There are multiple industries which exist solely to make people look better, even without considering cosmetic surgery.
Learning social skills is equally possible. Many, many books and classes are dedicated on the subject. There are many non-physical aspects of attractiveness, and social skills and personality are some, but shared interests, type of humour, mentality towards life, values and goals also play a part.
The fatalism in the post makes me sad for him.
Except if you are aspie, those will both take enormous effort and feel so insincere that you will drop them past the initial acquaintance, if you manage that effort. Which is the point where you are most likely done for the same reason - people don't like insincere romantic partners.
Those non-physical aspects of attractiveness for some of us are not optional.
And mind that I do have good looks and even hobbies that may occasionally seem interesting for others, and cultural context ; all the most beautiful girls I've met where I attended social events would try to get romantic by their own initiative when I was someone new for them. Some would even say I have beautiful emotions, and in general characterize me as a good human, even later (when they thought I don't hear, in person they'd plainly ignore me). You know why every such spontaneous moment failed?
Again, because of simply being aspie - ashamed of being too weak (dropping hobbies, easily getting tired, too emotional, headaches, tired eyes, already feeling dirty in the middle of the day) to be good for a girl, ashamed of being stupid (that's purely anxiety, one can't look into her skull and tell if she cares, but it exists), ashamed of being insincere because looking into her eyes is a conscious effort, so I'm pretending I'm someone I'm not, and also petrified, because I don't know what to say. And previous wounds.

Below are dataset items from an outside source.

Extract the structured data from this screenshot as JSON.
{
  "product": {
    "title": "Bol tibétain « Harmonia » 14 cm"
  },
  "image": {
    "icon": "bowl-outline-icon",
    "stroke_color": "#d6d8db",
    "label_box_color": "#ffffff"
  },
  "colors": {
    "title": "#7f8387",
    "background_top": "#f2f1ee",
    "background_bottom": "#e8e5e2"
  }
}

These comments terribly reduce the field of possibilities which would be the reason for such people not having romantic successes, OK?

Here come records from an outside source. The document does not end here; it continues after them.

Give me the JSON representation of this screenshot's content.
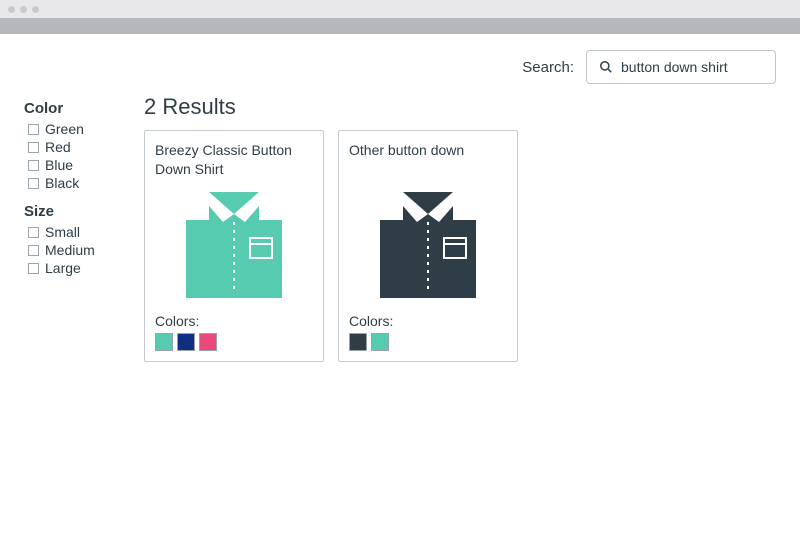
{
  "search": {
    "label": "Search:",
    "value": "button down shirt"
  },
  "sidebar": {
    "filters": [
      {
        "title": "Color",
        "options": [
          "Green",
          "Red",
          "Blue",
          "Black"
        ]
      },
      {
        "title": "Size",
        "options": [
          "Small",
          "Medium",
          "Large"
        ]
      }
    ]
  },
  "results": {
    "heading": "2 Results",
    "colors_label": "Colors:",
    "products": [
      {
        "title": "Breezy Classic Button Down Shirt",
        "shirt_color": "#57cbb0",
        "swatches": [
          "#57cbb0",
          "#102f82",
          "#e84a7a"
        ]
      },
      {
        "title": "Other button down",
        "shirt_color": "#2f3d46",
        "swatches": [
          "#2f3d46",
          "#57cbb0"
        ]
      }
    ]
  }
}
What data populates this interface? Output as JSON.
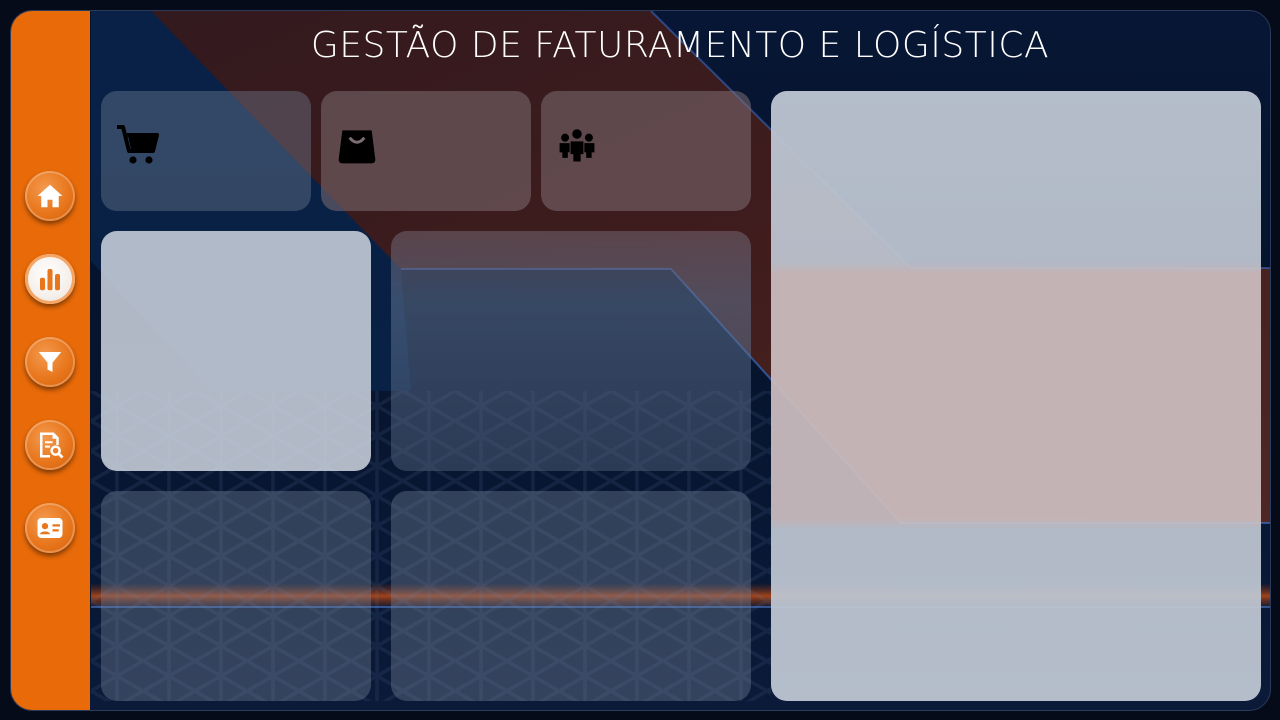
{
  "header": {
    "title": "GESTÃO DE FATURAMENTO E LOGÍSTICA"
  },
  "sidebar": {
    "items": [
      {
        "name": "home",
        "icon": "home-icon",
        "active": false
      },
      {
        "name": "dashboard",
        "icon": "bar-chart-icon",
        "active": true
      },
      {
        "name": "filter",
        "icon": "filter-icon",
        "active": false
      },
      {
        "name": "report",
        "icon": "report-search-icon",
        "active": false
      },
      {
        "name": "contact",
        "icon": "id-card-icon",
        "active": false
      }
    ]
  },
  "kpis": [
    {
      "icon": "cart-icon"
    },
    {
      "icon": "shopping-bag-icon"
    },
    {
      "icon": "people-group-icon"
    }
  ],
  "colors": {
    "sidebar": "#e86a09",
    "background": "#071634",
    "accent_stripe": "#c2521b",
    "title": "#ffffff"
  }
}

The only correct answer is therapy. Preferably the therapist should be a woman too.
I think your point is valid, but my point is exactly that social skills can be learned, for non-neurotypicals that might require more help. The attitude of helplessness displayed by the poster is much more harmful, even more than splitting hairs about population edge cases.
Mostly unlearning them requires help. It's called imitation and considered harmful. It takes away a lot of energy with nothing to show for it.
That little that can be learned mostly, too, consists of gaining experience to help unlearn imitation.
That was my point. Experience with people should be gained. Learning to imitate something should not.
Helplessness - yes. I'd tell them, other than therapy, to just keep trying to talk to girls, and stop trying to become "better" inside, because that's what makes one dull and boring.